The New York art dealer Ezra Chowaiki, whom US federal prosecutors have charged with fraud and transportation of stolen goods estimated at more than $16m, pled guilty to one count of wire fraud last Thursday (3 May).
Chowaiki, the former head of Chowaiki & Company Fine Art on Park Avenue, which filed for backruptcy in November, is to be sentenced on 12 September. The court has ordered that he forfeit over $16.6m and 20-plus works of art by Pablo Picasso, Alexander Calder, Marc Chagall, Cindy Sherman, Piet Mondrian, Max Ernst, Edgar Degas and many others.

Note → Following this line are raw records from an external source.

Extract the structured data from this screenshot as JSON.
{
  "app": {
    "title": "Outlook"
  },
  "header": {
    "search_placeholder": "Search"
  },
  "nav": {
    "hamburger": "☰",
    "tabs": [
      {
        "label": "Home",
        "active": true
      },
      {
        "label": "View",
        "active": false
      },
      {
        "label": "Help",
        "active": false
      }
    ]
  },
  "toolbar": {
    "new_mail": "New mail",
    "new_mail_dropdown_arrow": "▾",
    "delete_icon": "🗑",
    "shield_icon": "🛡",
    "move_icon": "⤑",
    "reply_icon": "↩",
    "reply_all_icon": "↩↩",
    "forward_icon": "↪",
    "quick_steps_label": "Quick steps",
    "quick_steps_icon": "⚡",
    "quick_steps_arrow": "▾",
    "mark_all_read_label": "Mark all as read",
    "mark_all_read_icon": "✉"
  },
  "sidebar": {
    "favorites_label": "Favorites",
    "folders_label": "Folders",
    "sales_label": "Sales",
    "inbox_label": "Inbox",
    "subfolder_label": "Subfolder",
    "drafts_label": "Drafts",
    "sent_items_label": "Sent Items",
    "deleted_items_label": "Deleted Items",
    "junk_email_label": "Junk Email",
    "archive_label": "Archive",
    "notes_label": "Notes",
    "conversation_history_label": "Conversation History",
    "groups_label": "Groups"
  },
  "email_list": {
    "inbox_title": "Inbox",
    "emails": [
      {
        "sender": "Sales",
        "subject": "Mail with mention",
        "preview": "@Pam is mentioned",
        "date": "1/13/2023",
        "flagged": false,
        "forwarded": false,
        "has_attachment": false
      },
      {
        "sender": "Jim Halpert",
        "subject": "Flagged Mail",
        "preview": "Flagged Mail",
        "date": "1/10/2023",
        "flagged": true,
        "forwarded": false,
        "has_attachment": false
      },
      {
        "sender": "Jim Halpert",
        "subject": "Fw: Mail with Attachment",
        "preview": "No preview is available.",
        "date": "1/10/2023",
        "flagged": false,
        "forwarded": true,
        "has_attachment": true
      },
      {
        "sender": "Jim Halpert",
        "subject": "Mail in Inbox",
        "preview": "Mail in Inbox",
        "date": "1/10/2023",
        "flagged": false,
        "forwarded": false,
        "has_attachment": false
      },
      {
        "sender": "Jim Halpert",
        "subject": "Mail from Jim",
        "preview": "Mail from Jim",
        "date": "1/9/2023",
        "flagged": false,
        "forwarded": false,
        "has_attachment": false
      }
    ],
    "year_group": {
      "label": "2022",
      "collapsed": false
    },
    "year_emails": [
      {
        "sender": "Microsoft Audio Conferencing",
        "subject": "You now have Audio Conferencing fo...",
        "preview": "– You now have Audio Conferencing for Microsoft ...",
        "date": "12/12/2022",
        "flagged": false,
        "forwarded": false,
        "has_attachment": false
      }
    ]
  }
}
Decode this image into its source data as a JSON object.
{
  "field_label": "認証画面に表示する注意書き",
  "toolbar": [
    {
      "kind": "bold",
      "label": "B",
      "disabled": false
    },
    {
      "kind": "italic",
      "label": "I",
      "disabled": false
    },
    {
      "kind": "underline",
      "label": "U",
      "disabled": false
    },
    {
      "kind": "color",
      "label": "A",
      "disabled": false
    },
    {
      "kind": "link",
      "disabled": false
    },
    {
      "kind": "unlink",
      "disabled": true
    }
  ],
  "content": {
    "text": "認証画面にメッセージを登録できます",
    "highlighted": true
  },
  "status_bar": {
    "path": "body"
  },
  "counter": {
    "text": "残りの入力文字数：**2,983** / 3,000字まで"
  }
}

“As he admitted today in federal court, Ezra Chowaiki ran a multimillion-dollar fraud on art dealers and collectors around the country,” said the US attorney for the Southern District of New York, Geoffrey Berman, in a statement on Thursday. “In some instances, Chowaiki sold artwork, purportedly on consignment, without the owners’ authorisation. In other instances, he took money from clients purportedly to purchase artwork, and kept the money but purchased no art.”
In December 2017, prosecutors charged Chowaiki with one count of conspiracy to commit wire fraud, one count of wire fraud, and one count of interstate transport of stolen goods.